DURHAM, N.C. (AP) — This time, it was the top tier's turn.
The headliners in the AP Top 25 couldn't avoid the stumbles that had befallen their lower-ranked poll peers a week earlier, from top-ranked Duke's home loss to Syracuse to the nation's last two unbeaten teams — No. 2 Michigan and No. 4 Virginia — falling for the first time.
In all, six teams in the top 10 lost at least once to set the stage for significant movement Monday in the new poll — including a possible change at No. 1. Compare that with the previous week, when top-10 teams emerged unscathed and remained in their poll positions while 12 of the 15 teams outside the top 10 lost at least once.
VOLS MAKE THEIR CASE
The Blue Devils' overtime loss to Syracuse on Monday night, followed by the Wolverines' loss at Wisconsin, could lift third-ranked Tennessee to No. 1 for the first time since 2008.
The Volunteers (16-1, 5-0 Southeastern Conference) have won 12 straight, the program's longest streak since the 1977-78 season, since falling to No. 7 Kansas in overtime in New York on Nov. 24. Tennessee beat Arkansas and Alabama in the past week.
"It's definitely something that, we would definitely love to be in that position for sure. Who doesn't want to be No. 1?" junior guard Jordan Bone said. "But we're not focused on that. We're focused on what's in front of us."
Of course, Duke (15-2, 4-1 Atlantic Coast Conference) has made an argument to stay at No. 1, too.
The Syracuse loss came while missing freshman starter Cam Reddish (illness). Then the Blue Devils lost freshman point guard Tre Jones — the critical cog to their defense with his relentless on-ball presence — to a first-half shoulder injury that will sideline him indefinitely.
Yet the Blue Devils came up with a few adjustments leading up to the visit from reigning league champion Virginia. They made defensive switches from positions 1 through 5 on screens for the first time. They also threw some zone-defense looks at the Cavaliers in the second half.
Ultimately, Duke won a tight fight to the horn against the No. 1-ranked team in the coaches' poll, KenPom and the NCAA's NET rankings.
"I'm not saying it's the cat's meow here or a new invention or anything," coach Mike Krzyzewski said of the defensive switches. "But you have to do a little something different."
Virginia has been one of the nation's most efficient offenses, which might go overlooked by some with the Cavaliers playing a clock-controlling pace that leads to fewer possessions and lower scores. And offense generally wasn't a major problem in the Duke loss — except in one area in particular.

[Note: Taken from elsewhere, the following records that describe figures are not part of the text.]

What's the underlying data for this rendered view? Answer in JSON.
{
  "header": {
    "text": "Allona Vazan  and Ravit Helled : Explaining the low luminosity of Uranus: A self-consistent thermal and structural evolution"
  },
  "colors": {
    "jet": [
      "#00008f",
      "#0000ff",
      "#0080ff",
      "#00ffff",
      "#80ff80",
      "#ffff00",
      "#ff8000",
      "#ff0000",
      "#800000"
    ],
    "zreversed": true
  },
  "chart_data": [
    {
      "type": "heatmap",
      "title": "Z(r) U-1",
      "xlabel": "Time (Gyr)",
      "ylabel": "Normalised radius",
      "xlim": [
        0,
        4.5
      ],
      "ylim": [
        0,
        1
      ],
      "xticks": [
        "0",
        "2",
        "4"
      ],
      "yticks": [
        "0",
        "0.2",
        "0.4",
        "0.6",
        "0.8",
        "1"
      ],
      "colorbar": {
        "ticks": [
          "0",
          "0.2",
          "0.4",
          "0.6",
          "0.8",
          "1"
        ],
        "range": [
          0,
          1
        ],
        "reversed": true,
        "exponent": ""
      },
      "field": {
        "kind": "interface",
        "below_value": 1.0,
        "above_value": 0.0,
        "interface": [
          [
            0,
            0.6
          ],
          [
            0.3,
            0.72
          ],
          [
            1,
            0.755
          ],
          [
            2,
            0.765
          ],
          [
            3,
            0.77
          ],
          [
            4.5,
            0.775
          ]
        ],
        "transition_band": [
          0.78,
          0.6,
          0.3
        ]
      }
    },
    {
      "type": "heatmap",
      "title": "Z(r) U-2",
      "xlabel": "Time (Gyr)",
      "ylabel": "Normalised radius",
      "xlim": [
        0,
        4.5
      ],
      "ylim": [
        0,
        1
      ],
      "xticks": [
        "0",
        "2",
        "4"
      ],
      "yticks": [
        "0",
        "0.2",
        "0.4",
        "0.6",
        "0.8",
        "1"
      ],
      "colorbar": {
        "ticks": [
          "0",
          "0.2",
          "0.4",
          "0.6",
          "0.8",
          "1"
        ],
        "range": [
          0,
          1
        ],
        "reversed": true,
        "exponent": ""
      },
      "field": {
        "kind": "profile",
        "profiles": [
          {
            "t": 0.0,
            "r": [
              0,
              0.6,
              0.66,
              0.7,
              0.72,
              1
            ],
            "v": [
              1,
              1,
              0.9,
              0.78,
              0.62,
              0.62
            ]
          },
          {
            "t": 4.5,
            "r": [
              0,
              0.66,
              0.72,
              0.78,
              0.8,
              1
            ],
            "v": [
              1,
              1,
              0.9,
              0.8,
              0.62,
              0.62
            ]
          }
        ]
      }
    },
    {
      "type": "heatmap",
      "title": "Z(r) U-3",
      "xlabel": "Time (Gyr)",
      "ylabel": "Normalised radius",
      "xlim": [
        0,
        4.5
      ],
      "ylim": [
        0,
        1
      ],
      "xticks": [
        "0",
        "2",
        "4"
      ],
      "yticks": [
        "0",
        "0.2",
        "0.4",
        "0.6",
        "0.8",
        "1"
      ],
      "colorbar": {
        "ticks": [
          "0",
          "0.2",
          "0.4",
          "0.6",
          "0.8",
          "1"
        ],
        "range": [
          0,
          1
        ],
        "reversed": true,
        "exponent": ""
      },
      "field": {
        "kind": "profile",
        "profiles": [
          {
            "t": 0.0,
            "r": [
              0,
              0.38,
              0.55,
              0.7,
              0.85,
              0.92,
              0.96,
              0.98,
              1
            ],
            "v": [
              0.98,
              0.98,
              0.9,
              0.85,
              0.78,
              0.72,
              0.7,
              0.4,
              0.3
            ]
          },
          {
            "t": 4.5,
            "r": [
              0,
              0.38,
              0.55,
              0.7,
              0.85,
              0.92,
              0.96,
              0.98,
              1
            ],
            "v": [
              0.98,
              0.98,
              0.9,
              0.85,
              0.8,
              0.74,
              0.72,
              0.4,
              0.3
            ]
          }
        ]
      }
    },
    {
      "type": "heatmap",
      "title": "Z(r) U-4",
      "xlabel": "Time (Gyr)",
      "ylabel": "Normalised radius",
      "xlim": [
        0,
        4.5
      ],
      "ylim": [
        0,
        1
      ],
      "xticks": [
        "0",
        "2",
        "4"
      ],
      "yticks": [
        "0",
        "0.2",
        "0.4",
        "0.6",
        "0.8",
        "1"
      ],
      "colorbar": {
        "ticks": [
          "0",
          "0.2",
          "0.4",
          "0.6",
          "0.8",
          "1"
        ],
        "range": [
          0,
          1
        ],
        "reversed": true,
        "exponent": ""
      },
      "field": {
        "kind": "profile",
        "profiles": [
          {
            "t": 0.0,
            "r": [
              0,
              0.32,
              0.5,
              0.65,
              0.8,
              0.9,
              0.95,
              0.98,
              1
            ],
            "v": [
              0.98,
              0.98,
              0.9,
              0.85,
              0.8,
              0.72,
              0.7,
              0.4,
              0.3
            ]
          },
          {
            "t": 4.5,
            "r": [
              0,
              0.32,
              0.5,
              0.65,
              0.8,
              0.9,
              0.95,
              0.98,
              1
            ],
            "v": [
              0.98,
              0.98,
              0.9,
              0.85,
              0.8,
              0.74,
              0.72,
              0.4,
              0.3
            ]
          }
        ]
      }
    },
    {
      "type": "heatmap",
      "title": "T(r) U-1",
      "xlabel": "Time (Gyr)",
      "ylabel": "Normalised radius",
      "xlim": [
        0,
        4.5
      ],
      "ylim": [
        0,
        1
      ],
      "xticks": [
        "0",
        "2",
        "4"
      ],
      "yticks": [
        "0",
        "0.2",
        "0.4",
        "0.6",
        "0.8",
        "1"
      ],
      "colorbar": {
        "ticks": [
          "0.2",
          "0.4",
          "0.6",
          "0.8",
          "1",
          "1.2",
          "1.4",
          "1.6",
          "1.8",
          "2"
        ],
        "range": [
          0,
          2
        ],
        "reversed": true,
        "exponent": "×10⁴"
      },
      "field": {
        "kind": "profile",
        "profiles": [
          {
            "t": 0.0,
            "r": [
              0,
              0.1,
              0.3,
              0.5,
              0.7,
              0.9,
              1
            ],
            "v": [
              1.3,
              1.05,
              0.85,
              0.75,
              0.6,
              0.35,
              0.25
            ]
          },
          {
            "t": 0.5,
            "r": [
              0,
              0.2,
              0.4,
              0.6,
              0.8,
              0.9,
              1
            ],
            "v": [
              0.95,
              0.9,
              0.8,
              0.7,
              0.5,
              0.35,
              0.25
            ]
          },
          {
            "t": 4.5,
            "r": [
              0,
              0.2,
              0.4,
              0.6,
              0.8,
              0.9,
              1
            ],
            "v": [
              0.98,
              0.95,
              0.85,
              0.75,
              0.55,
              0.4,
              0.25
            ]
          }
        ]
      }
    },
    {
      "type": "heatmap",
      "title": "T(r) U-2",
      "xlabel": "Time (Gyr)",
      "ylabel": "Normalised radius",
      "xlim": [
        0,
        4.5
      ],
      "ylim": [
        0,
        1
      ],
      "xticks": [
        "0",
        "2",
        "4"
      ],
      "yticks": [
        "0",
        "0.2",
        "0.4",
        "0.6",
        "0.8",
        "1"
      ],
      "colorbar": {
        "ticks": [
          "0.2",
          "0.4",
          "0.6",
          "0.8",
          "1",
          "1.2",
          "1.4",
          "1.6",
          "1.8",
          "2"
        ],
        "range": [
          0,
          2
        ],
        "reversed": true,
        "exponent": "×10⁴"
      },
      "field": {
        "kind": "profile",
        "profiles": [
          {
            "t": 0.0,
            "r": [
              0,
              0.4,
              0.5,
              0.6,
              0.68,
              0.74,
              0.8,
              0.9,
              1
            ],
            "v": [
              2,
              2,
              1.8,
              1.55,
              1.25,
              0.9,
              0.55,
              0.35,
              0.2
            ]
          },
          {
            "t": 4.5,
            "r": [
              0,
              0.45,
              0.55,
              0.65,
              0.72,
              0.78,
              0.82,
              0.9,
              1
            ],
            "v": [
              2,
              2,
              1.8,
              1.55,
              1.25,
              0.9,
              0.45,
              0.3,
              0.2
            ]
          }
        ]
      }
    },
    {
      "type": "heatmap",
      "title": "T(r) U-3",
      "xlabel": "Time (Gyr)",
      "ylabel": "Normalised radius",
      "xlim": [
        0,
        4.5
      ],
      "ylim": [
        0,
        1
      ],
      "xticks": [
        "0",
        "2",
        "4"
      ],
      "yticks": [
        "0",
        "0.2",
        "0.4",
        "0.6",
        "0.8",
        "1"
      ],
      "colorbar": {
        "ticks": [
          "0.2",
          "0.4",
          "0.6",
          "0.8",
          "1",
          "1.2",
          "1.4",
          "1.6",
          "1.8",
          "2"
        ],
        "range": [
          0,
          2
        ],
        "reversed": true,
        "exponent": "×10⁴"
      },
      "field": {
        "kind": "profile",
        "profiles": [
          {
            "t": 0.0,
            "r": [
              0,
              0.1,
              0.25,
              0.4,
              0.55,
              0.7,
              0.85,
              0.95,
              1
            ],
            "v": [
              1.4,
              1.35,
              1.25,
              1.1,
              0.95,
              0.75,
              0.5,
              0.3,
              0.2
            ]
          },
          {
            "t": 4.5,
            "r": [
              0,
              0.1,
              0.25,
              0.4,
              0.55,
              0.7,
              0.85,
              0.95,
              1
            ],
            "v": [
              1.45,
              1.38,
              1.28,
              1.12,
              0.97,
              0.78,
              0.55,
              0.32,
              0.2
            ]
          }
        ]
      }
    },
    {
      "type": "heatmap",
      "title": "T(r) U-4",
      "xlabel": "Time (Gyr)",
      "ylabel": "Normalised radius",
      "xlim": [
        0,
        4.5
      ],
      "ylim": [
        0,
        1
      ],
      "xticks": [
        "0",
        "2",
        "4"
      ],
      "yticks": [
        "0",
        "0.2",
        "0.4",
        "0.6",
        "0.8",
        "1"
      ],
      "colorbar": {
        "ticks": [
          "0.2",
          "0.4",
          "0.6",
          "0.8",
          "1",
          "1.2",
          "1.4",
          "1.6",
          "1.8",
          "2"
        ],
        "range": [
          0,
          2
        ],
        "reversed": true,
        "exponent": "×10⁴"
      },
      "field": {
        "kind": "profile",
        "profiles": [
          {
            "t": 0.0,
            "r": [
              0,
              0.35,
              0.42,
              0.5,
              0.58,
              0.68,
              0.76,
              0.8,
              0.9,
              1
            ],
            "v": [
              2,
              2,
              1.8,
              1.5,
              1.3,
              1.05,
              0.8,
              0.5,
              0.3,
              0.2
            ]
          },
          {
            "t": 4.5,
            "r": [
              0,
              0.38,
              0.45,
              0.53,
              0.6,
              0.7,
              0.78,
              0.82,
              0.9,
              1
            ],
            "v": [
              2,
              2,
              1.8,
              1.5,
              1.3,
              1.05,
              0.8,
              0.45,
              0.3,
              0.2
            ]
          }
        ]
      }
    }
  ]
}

The Cavaliers arrived in Durham shooting nearly 41 percent from 3-point range but made a season-low 3 of 17 in Cameron Indoor Stadium. By comparison, Virginia had made 10 of 23 against Clemson and 13 of 24 in Monday's rout of No. 9 Virginia Tech in its last two games. And it hadn't had fewer than four in any game this season before Saturday.
Virginia shot 53 percent for the game despite those struggles, including 69 percent inside the arc.
The loss offered Cavaliers coach Tony Bennett a teachable moment even with a veteran team that swept last year's ACC regular-season and tournament titles: "That's where your soundness defensively, defensive rebounding, taking care of the ball, has to be at a high level."
As for the players, juniors Kyle Guy and Ty Jerome talked about it being a missed opportunity.
"What are we, 24-2 in the last two years in the ACC?" Guy said. "So we'll be just fine."
It had been a long time since Michigan lost a regular-season game before the trip to Wisconsin.
The Wolverines (17-1, 6-1 Big Ten) fell at Northwestern on Feb. 6 last year, then won five straight games to close the regular-season schedule. Their only loss since had been to Villanova in last year's national championship game.
But Michigan shot just 41 percent and committed 16 turnovers in Saturday's loss to the Badgers.
"That's a hell of a run, and now it doesn't mean anything," Michigan coach John Beilein said. "We've got to go back and figure out a way to beat Minnesota on Tuesday.
The other two-loss ranked teams were No. 11 Florida State (losses to Pittsburgh and Boston College ), No. 20 Oklahoma (Kansas State and Texas ) and No. 25 Indiana (Nebraska and Purdue , each by 15-point margins).